Hell no with bells on.

He hasnt even asked you to go on holiday but it’s ok to ask a mate? He can get to F.
That’s not even considering the mate is female.
You are clearly not a priority in his life. I can imagine you’ll be having a good convo about where your relationship is going. Get the ducks orderly prior though.

BlingLoving · 05/06/2020 17:39

I think that in most situations, this wouldn't be okay. There are a few variables that only you and he can know.

Eg is this woman his best friend and/or have they regularly gone away together in the past? I mean, if that's the case, it's hard to see how this is any different. But, I imagine that's unusual. I have male friends and in the past, when we were all single, I've been away with some of them. However, it wasn't something we did often and it just sort of naturally stopped when we all got partnered up because quite frankly, if you're only taking one weekend away a year without your partner, it's probably only going to be for a hen do or stag do ir a hobby or with your best friend.
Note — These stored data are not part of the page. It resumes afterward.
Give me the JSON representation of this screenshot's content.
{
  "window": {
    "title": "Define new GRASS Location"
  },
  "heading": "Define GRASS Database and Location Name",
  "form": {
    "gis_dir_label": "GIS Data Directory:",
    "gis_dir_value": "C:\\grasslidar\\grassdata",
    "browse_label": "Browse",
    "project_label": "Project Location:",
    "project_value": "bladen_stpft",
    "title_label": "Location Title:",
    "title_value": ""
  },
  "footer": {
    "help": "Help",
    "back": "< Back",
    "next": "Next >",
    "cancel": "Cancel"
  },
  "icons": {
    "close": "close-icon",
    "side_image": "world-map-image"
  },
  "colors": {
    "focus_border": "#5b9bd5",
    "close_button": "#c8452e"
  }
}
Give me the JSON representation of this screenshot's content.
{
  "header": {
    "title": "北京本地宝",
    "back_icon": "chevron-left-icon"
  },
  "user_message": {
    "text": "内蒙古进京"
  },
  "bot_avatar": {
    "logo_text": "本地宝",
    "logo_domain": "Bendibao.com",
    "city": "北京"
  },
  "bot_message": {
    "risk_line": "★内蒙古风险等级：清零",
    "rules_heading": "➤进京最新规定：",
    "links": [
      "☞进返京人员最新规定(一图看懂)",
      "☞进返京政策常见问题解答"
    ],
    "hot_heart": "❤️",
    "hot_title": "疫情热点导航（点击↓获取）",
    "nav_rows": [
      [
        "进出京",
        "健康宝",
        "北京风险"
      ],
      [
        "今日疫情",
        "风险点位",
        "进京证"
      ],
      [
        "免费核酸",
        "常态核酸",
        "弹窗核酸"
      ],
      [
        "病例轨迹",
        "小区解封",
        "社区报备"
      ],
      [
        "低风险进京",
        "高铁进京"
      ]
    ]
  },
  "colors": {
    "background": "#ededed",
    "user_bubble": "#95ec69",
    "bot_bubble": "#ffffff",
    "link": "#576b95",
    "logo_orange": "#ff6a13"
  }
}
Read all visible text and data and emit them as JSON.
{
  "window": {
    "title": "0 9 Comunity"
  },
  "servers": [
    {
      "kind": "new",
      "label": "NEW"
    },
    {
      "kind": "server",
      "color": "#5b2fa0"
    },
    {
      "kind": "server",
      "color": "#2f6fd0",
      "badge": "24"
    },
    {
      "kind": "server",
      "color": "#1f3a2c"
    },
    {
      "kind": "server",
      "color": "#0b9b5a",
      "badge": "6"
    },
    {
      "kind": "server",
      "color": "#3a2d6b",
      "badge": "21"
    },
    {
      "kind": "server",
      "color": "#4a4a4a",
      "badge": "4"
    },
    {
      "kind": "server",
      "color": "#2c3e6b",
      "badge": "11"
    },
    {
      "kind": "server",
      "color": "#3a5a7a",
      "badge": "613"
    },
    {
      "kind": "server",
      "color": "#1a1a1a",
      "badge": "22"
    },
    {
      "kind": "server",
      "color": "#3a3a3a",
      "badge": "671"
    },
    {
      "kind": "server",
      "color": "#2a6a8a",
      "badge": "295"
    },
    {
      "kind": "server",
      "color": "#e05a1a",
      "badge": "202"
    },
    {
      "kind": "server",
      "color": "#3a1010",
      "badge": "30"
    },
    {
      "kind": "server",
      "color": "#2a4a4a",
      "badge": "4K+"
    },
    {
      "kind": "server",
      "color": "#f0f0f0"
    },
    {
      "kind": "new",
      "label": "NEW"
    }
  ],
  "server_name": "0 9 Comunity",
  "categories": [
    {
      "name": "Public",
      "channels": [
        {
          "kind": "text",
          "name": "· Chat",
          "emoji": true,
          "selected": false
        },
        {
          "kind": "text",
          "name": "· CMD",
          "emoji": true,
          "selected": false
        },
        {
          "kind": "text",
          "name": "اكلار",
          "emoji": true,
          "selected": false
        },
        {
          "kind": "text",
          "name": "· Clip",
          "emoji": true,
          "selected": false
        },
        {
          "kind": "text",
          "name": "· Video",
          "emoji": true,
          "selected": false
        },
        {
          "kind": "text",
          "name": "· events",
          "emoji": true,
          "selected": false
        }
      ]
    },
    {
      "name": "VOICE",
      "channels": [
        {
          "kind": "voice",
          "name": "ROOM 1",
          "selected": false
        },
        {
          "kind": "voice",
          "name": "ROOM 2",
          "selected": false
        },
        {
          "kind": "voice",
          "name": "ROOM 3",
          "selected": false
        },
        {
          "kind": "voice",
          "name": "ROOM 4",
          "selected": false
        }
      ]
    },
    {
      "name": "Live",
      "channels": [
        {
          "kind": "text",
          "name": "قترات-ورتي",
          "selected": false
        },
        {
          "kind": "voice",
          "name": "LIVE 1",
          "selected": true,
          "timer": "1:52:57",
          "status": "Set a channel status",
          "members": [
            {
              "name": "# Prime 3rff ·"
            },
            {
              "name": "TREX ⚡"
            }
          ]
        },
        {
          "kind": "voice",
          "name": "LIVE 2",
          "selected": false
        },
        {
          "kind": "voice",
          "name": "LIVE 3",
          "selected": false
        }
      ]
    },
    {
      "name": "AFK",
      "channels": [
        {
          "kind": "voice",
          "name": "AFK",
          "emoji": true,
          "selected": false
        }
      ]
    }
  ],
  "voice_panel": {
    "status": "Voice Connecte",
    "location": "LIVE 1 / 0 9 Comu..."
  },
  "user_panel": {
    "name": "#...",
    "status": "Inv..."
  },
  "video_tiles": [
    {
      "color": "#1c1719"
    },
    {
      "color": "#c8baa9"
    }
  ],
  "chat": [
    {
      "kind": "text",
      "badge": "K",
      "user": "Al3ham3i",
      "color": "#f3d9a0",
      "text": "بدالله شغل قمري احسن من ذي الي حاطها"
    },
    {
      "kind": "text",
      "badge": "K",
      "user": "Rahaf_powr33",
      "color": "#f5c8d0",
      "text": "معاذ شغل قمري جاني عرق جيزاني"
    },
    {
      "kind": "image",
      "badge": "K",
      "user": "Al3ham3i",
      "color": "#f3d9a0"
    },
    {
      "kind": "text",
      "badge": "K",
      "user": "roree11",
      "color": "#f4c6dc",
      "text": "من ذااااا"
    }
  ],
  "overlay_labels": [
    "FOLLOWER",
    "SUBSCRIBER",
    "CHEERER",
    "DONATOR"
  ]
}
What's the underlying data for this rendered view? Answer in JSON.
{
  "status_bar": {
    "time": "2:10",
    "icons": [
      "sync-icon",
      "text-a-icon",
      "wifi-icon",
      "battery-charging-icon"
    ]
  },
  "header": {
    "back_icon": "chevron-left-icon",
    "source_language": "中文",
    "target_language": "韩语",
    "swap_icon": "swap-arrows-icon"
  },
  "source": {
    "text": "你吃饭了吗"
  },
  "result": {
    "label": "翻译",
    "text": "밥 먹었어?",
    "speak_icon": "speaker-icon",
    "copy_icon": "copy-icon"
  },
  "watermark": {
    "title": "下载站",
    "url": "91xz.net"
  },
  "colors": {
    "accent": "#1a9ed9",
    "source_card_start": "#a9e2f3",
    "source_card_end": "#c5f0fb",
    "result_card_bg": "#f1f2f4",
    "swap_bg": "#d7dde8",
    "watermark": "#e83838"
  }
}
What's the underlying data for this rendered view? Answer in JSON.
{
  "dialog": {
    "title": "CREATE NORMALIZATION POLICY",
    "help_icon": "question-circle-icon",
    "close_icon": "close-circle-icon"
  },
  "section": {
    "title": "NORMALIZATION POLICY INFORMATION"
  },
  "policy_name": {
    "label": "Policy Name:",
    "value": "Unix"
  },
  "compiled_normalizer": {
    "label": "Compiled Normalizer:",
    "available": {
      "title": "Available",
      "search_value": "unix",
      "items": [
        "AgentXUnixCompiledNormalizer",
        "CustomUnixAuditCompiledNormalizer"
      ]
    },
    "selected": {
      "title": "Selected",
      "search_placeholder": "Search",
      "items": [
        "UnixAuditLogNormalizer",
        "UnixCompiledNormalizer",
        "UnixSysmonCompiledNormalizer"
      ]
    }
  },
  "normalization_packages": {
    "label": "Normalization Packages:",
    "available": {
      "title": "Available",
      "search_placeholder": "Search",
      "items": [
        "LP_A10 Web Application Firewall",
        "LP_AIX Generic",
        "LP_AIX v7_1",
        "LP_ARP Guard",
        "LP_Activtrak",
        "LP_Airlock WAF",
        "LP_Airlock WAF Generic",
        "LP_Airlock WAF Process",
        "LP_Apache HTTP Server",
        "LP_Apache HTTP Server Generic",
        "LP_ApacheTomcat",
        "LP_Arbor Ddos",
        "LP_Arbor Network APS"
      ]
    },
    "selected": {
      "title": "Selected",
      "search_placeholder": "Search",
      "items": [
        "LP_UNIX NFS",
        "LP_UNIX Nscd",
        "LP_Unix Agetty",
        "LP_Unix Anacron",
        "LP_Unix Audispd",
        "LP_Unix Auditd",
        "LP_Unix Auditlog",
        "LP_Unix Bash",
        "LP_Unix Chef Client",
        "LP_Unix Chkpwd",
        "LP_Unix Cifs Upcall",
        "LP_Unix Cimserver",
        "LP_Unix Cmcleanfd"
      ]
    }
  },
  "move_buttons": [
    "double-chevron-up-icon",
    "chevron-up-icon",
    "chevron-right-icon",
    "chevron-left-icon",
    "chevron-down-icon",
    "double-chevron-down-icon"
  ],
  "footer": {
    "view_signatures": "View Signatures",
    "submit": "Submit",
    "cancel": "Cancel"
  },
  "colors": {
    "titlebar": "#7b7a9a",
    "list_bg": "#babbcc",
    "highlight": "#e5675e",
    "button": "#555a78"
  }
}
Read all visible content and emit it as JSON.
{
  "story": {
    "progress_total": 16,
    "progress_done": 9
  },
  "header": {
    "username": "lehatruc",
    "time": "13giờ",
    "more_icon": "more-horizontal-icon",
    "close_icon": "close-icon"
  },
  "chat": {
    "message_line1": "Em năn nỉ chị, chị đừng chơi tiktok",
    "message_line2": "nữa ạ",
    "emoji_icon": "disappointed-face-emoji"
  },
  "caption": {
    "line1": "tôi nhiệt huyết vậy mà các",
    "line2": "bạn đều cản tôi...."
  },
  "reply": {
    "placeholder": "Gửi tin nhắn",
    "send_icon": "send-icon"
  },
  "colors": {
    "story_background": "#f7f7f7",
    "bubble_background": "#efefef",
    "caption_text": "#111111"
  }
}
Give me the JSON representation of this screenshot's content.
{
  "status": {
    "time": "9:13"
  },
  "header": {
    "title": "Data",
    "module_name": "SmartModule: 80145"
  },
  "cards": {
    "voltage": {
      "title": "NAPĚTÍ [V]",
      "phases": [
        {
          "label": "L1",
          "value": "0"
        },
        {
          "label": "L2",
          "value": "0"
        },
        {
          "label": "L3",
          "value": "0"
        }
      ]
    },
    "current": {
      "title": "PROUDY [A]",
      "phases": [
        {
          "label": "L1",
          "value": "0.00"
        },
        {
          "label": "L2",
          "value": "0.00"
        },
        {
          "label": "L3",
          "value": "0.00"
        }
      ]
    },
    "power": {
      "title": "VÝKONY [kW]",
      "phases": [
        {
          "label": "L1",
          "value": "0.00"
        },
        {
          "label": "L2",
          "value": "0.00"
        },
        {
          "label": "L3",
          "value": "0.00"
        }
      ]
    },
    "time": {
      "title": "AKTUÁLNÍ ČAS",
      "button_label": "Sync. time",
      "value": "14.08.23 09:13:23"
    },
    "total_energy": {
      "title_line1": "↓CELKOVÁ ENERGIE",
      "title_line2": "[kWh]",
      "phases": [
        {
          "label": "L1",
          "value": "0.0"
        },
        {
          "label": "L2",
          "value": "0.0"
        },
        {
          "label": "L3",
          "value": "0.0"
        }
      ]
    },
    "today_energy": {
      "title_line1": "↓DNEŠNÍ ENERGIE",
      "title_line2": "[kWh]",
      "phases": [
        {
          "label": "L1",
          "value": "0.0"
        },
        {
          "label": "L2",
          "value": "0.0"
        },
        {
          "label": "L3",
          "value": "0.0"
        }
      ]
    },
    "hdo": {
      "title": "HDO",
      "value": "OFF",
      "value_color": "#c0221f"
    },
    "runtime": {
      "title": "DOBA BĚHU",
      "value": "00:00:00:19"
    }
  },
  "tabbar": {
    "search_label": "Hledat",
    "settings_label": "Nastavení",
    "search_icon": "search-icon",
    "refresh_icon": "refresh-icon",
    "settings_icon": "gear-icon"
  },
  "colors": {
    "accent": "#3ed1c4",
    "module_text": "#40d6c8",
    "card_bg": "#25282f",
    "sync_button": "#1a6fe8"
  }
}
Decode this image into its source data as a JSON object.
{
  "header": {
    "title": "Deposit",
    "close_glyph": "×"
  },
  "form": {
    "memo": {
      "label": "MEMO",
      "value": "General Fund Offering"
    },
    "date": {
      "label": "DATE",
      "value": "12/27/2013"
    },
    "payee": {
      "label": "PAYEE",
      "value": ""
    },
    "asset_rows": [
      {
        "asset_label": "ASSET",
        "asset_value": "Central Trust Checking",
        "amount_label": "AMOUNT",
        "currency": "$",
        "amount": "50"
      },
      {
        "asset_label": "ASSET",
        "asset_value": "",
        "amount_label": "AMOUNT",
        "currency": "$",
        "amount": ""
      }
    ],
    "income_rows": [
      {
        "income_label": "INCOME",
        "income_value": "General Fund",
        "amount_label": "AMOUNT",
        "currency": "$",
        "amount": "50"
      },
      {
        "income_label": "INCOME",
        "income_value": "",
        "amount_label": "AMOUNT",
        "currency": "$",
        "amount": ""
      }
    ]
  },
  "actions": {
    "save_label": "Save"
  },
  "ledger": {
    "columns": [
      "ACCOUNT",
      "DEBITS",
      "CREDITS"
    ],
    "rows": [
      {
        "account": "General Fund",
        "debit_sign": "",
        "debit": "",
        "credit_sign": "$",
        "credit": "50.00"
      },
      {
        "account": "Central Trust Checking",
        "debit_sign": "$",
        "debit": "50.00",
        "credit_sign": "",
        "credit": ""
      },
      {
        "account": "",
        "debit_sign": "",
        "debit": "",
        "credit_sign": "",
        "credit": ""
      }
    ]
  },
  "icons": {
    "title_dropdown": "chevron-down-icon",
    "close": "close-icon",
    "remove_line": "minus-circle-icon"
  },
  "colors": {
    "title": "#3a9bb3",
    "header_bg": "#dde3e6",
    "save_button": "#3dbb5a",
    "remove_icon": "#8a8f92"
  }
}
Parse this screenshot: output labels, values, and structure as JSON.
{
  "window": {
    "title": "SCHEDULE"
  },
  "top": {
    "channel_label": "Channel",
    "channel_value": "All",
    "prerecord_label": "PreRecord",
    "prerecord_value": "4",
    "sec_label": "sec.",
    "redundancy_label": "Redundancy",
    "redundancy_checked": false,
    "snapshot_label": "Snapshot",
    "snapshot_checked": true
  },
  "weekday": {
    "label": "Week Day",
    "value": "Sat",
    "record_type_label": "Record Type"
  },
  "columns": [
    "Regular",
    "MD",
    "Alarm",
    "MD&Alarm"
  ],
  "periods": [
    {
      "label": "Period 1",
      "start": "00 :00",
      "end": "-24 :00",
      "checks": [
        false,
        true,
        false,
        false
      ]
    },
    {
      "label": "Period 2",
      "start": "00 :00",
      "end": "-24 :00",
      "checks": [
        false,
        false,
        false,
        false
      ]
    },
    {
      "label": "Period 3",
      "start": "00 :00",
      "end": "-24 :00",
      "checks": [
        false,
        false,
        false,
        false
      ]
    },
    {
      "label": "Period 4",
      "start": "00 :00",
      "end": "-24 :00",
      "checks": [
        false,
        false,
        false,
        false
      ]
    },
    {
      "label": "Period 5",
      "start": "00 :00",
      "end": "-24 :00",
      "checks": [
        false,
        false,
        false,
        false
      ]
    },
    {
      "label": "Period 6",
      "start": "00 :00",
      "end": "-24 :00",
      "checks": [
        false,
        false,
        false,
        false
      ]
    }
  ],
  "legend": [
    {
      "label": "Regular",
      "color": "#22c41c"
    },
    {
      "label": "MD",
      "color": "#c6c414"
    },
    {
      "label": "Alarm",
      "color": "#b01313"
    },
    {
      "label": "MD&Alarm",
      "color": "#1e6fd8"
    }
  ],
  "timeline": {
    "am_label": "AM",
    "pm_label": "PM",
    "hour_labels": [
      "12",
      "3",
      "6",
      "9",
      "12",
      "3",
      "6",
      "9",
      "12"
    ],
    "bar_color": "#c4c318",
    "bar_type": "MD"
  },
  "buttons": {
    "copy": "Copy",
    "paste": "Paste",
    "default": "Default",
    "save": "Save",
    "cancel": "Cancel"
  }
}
Also what is their relationship like and are you comfortable with it? I have a couple of male friends I'ms till close with from before DH and I met. I speak with and meet up with for dinner with both of them, alone and with DH depending on the day. One I would never even consider going away with and DH would find it odd. The other one I could imagine a situation where perhaps both of us wanted to attend an event and so we went together. And DH would be fine with it. But, without going into endless boring detail, that's because of the relationship and the individuals concerned.

Mum4Fergus · 05/06/2020 17:46

I have a long weekend away with my best (male)) friend every year...started about 6 years before meeting my now DH Confused none of us even think twice about.

achillesratty · 05/06/2020 17:54

Nope wouldn't put up with that. My best friend of 35 years is male, we go for lunch or dinner, to the theatre or exhibitions as we share the same interests but I would never go away with him not because anything would happen but I would not disrespect his wife that way. It's obvious neither of them care about you, I would not do this to another woman.

OnlyFoolsnMothers · 05/06/2020 17:59

I know one friend with a male friend who would do this and trust me nothing would ever happen.

I also have a friend whose bf did this but it was him a bloke and this girl, the bloke disappeared mid holiday and low and behind they got together and he dumped my friend “but nothing ever happened on the holiday” Hmm

jeaux90 · 05/06/2020 18:03

It really depends on the circumstances. I've been single for years until recently. I ski with one of my best mates who is male. His wife is cool with it because she knows we are mates and she hates skiing. But this is the point, you are allowed to raise concerns and have the conversation and not be cool with it.

VanCleefArpels · 05/06/2020 18:05

A lot of assumption here that she’s heterosexual

TorkTorkBam · 05/06/2020 18:11

DP after one year including weeks of lockdown.

This sounds like he regards you as the current girlfriend not his partner.

Crystalspider · 05/06/2020 18:25

Yes very strange and not to wait for you to join them, seems very eager to get away with her.

I don't think anyone with any sense would put up with this.